From a letter to the Romans by Saint Ignatius of Antioch, bishop and martyr

The delights of this world and all its kingdoms will not profit me. I would prefer to die in Jesus Christ than to rule over all the earth. I seek him who died for us, I desire him who rose for us. I am in the throes of being born again. Bear with me, my brothers; do not keep me from living, do not wish me to die. I desire to belong to God; do not give me over to the world, and do not seduce me with perishable things. Let me see the pure light; when I am there, I shall be truly a man at last. Let me imitate the sufferings of my God. If anyone has God in him, let him understand what I want and have sympathy for me, knowing what drives me on.

The prince of this world would snatch me away and destroy my desire to be with God. So let none of you who will be there give him help; side rather with me, that is, with God. Do not have Jesus Christ on your lips and the world in your hearts. Give envy no place among you. And if, when I get there, I should beg for your intervention, pay no attention to me; no, believe instead what I am writing to you now. For I write to you while I yet live, but I long for death. My earthly desires have been crucified, and there no longer burns in me the love of perishable things, but a living water speaks within me, saying: “Come to the Father.”

I take no delight in corruptible food or in the pleasures of this life. I want the bread of God, which is the flesh of Jesus Christ, who was David’s seed, and for drink I want his blood, the sign of his imperishable love.

I no longer wish to live, as men count life. And I shall have my way, if you wish it so. Wish it, then, so that you too may have God’s favor. With these few words I beg you to believe me. Jesus Christ will make plain to you the truth of what I say; he is the true voice that speaks the Father’s truth. Pray for me that I may reach my goal. I have written to you not prompted by merely human feelings and values, but by God’s purpose for me. If I am to suffer, it will be because you loved me well; if I am rejected, it will be because you hated me. Remember in your prayers the church of Syria: it now has God for its shepherd instead of me. Jesus Christ alone will be its bishop, along with your love. For myself, I am ashamed to be counted among its members, for I do not deserve it, being the least of all, born out of due time. Yet, if I attain to God, by his mercy I shall be something. I greet you from my heart, and so do the churches that have welcomed me in love not as a mere passerby but as the representative of
Jesus Christ. Yes, even the churches that were not on my route humanly speaking, though spiritually on the same journey, were there to meet me in city after city.

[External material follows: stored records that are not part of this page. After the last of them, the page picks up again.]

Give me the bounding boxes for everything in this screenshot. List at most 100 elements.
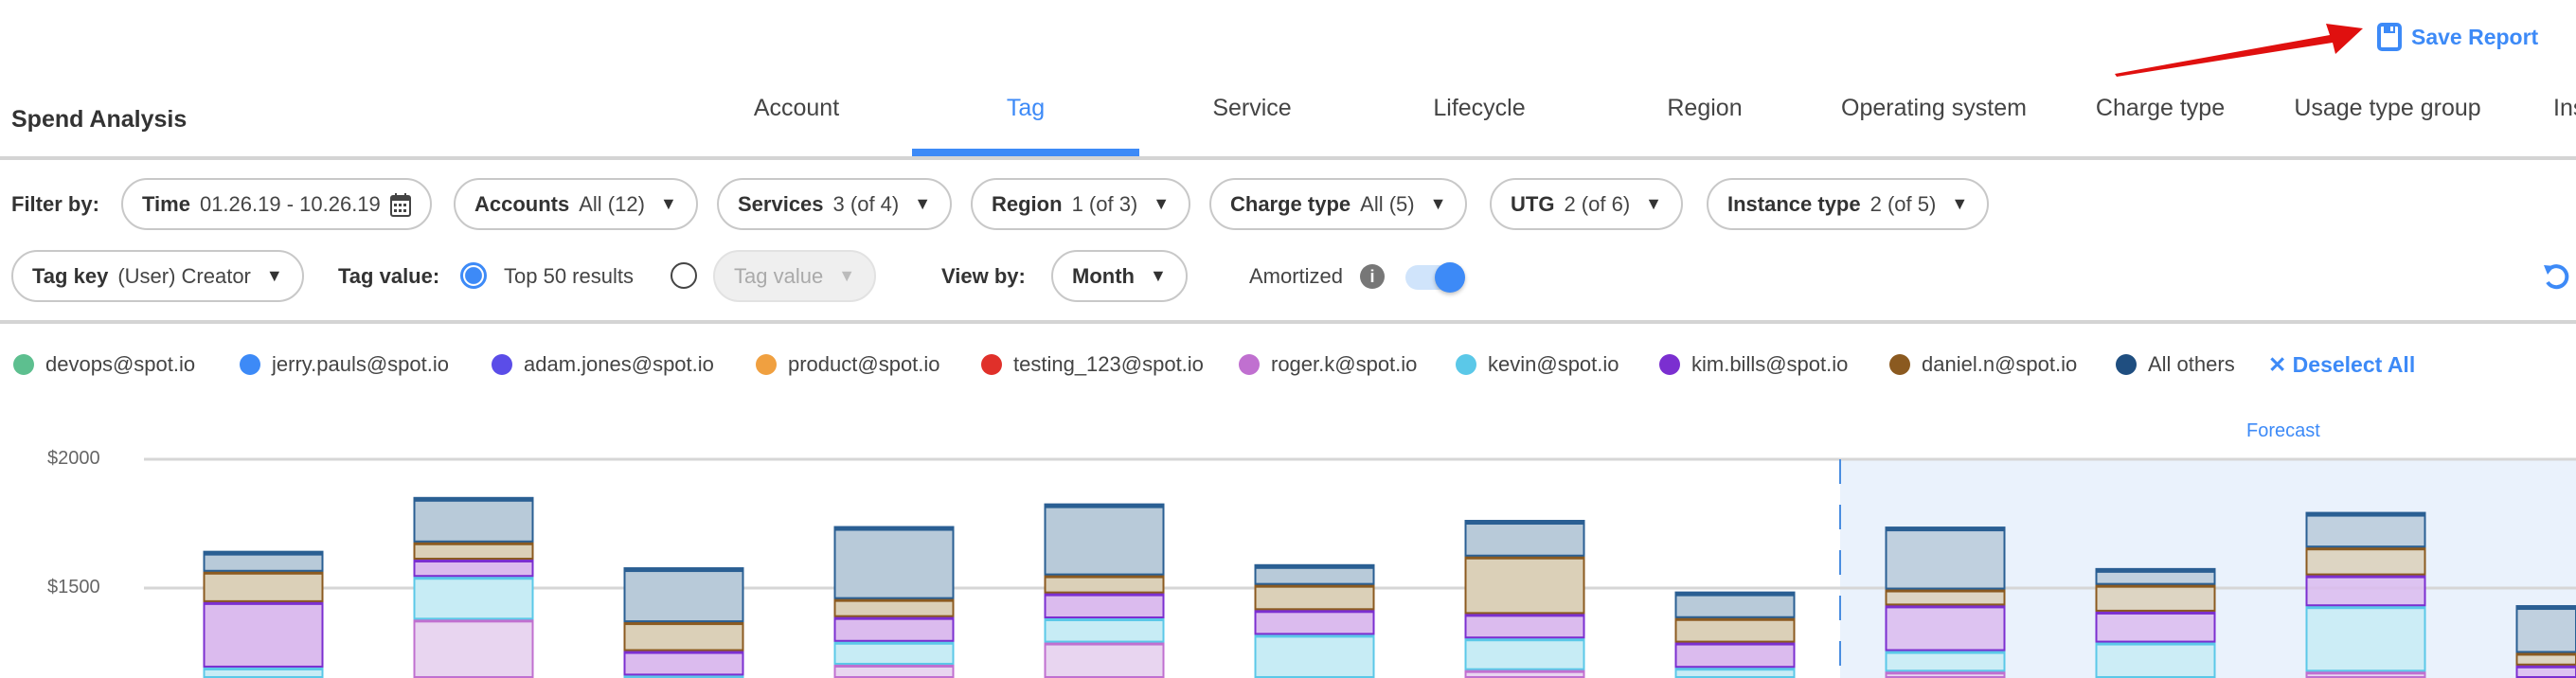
tag-value-radio[interactable] — [671, 262, 697, 289]
bar-segment — [833, 639, 955, 665]
legend-item[interactable]: kevin@spot.io — [1456, 352, 1619, 377]
bar-segment-top — [2516, 664, 2576, 669]
view-by-label: View by: — [941, 264, 1026, 288]
legend-dot-icon — [1239, 354, 1260, 375]
y-tick-label: $2000 — [47, 448, 100, 469]
bar-segment-top — [2306, 605, 2425, 610]
bar-segment-top — [1886, 527, 2005, 532]
bar-segment-top — [2096, 568, 2215, 573]
utg-filter[interactable]: UTG 2 (of 6) ▼ — [1490, 178, 1683, 230]
bar-segment-top — [2096, 610, 2215, 615]
charge-type-label: Charge type — [1230, 191, 1351, 216]
bar-segment-top — [624, 568, 743, 573]
tab-usage-type-group[interactable]: Usage type group — [2294, 95, 2481, 121]
info-icon[interactable]: i — [1360, 264, 1385, 289]
legend-item[interactable]: daniel.n@spot.io — [1889, 352, 2077, 377]
tab-instance-type[interactable]: Inst — [2553, 95, 2576, 121]
toggle-knob[interactable] — [1435, 262, 1465, 293]
tag-value-dropdown[interactable]: Tag value ▼ — [713, 250, 877, 302]
bar-segment — [1674, 616, 1796, 643]
legend-dot-icon — [756, 354, 777, 375]
tag-value-placeholder: Tag value — [734, 263, 824, 288]
bar-segment-top — [204, 666, 323, 670]
bar-segment — [2095, 640, 2216, 678]
bar-segment — [623, 620, 744, 651]
accounts-filter[interactable]: Accounts All (12) ▼ — [454, 178, 698, 230]
tabs-divider — [0, 156, 2576, 160]
bar-segment-top — [2306, 512, 2425, 517]
red-arrow-annotation — [2115, 24, 2363, 77]
caret-down-icon: ▼ — [265, 266, 283, 285]
region-filter[interactable]: Region 1 (of 3) ▼ — [971, 178, 1191, 230]
accounts-value: All (12) — [579, 191, 645, 216]
legend-item[interactable]: jerry.pauls@spot.io — [240, 352, 449, 377]
legend-label: adam.jones@spot.io — [524, 352, 714, 376]
bar-segment-top — [414, 576, 533, 580]
legend-label: daniel.n@spot.io — [1922, 352, 2078, 376]
legend-label: testing_123@spot.io — [1013, 352, 1204, 376]
floppy-disk-icon — [2377, 23, 2402, 51]
deselect-all-button[interactable]: ✕ Deselect All — [2268, 352, 2415, 378]
save-report-button[interactable]: Save Report — [2377, 23, 2538, 51]
region-label: Region — [992, 191, 1063, 216]
services-filter[interactable]: Services 3 (of 4) ▼ — [717, 178, 953, 230]
legend-item[interactable]: adam.jones@spot.io — [492, 352, 714, 377]
deselect-all-label: Deselect All — [2292, 352, 2416, 377]
bar-segment-top — [414, 541, 533, 545]
legend-label: All others — [2148, 352, 2235, 376]
bar-segment — [2305, 604, 2426, 672]
y-tick-label: $1500 — [47, 577, 100, 598]
legend-item[interactable]: kim.bills@spot.io — [1659, 352, 1848, 377]
view-by-dropdown[interactable]: Month ▼ — [1051, 250, 1188, 302]
time-filter[interactable]: Time 01.26.19 - 10.26.19 — [121, 178, 432, 230]
services-label: Services — [738, 191, 824, 216]
legend-item[interactable]: All others — [2116, 352, 2235, 377]
bar-segment-top — [1886, 670, 2005, 675]
tab-operating-system[interactable]: Operating system — [1841, 95, 2027, 121]
legend-label: kevin@spot.io — [1488, 352, 1619, 376]
utg-label: UTG — [1511, 191, 1555, 216]
legend-item[interactable]: roger.k@spot.io — [1239, 352, 1417, 377]
bar-segment-top — [1465, 555, 1584, 560]
legend-dot-icon — [240, 354, 260, 375]
bar-segment — [2095, 582, 2216, 612]
utg-value: 2 (of 6) — [1564, 191, 1631, 216]
bar-segment — [2305, 545, 2426, 576]
bar-segment-top — [1675, 616, 1795, 621]
tab-service[interactable]: Service — [1212, 95, 1292, 121]
bar-segment-top — [1255, 633, 1374, 638]
instance-type-filter[interactable]: Instance type 2 (of 5) ▼ — [1707, 178, 1990, 230]
time-label: Time — [142, 191, 190, 216]
legend-label: devops@spot.io — [45, 352, 196, 376]
bar-segment-top — [624, 650, 743, 654]
tab-tag[interactable]: Tag — [1006, 95, 1046, 121]
bar-segment-top — [414, 497, 533, 502]
services-value: 3 (of 4) — [832, 191, 900, 216]
bar-segment-top — [624, 621, 743, 626]
refresh-icon[interactable] — [2542, 261, 2570, 292]
bar-segment-top — [1045, 641, 1164, 646]
tab-lifecycle[interactable]: Lifecycle — [1433, 95, 1526, 121]
tab-region[interactable]: Region — [1667, 95, 1743, 121]
tab-charge-type[interactable]: Charge type — [2095, 95, 2226, 121]
forecast-label: Forecast — [2246, 420, 2320, 441]
tag-key-dropdown[interactable]: Tag key (User) Creator ▼ — [11, 250, 304, 302]
options-divider — [0, 320, 2576, 324]
amortized-label: Amortized — [1249, 264, 1344, 288]
bar-segment — [2305, 511, 2426, 548]
instance-type-value: 2 (of 5) — [1869, 191, 1937, 216]
legend-item[interactable]: devops@spot.io — [13, 352, 195, 377]
legend-item[interactable]: testing_123@spot.io — [981, 352, 1204, 377]
tag-key-value: (User) Creator — [117, 263, 251, 288]
bar-segment-top — [1886, 604, 2005, 609]
tab-account[interactable]: Account — [753, 95, 840, 121]
top-results-radio[interactable] — [460, 262, 487, 289]
bar-segment-top — [1045, 617, 1164, 622]
bar-segment — [1254, 563, 1375, 585]
bar-segment — [413, 575, 534, 620]
charge-type-filter[interactable]: Charge type All (5) ▼ — [1209, 178, 1468, 230]
view-by-value: Month — [1072, 263, 1135, 288]
save-report-label: Save Report — [2411, 24, 2539, 49]
legend-item[interactable]: product@spot.io — [756, 352, 940, 377]
bar-segment — [203, 599, 324, 668]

I have fought the good fight

I just want to share with you a homily by Saint John Chrysostom

Though housed in a narrow prison, Paul dwelt in heaven. He accepted beatings and wounds more readily than others reach out for rewards. Sufferings he loved as much as prizes; indeed he regarded them as his prizes, and therefore called them a grace or gift. Reflect on what this means. To depart and be with Christ was certainly a reward, while remaining in the flesh meant struggle. Yet such was his longing for Christ that he wanted to defer his reward and remain amid the fight; those were his priorities.  

Now, to be separated from the company of Christ meant struggle and pain for Paul; in fact, it was a greater affliction than any struggle or pain would be. On the other hand, to be with Christ was a matchless reward. Yet, for the sake of Christ, Paul chose the separation.

But, you may say: “Because of Christ, Paul found all this pleasant.” I cannot deny that, for he derived intense pleasure from what saddens us. I need not think only of perils and hardships. It was true even of the intense sorrow that made him cry out: Who is weak that I do not share the weakness? Who is scandalized that I am not consumed with indignation?

I urge you not simply to admire but also to imitate this splendid example of virtue, for, if we do, we can share his crown as well.

Are you surprised at my saying that if you have Paul’s merits, you will share that same reward? Then listen to Paul himself: I have fought the good fight, I have run the race, I have kept the faith. Henceforth a crown of justice awaits me, and the Lord, who is a just judge, will give it to me on that day – and not to me alone, but to those who desire his coming. You see how he calls all to share the same glory?

Now, since the same crown of glory is offered to all, let us eagerly strive to become worthy of these promised blessings.

In thinking of Paul we should not consider only his noble and lofty virtues or the strong and ready will that disposed him for such great graces. We should also realize that he shares our nature in every respect. If we do, then even what is very difficult will seem to us easy and light; we shall work hard during the short time we have on earth and someday we shall wear the incorruptible, immortal crown. This we shall do by the grace and mercy of our Lord Jesus Christ, to whom all glory and power belongs now and always through endless ages. Amen.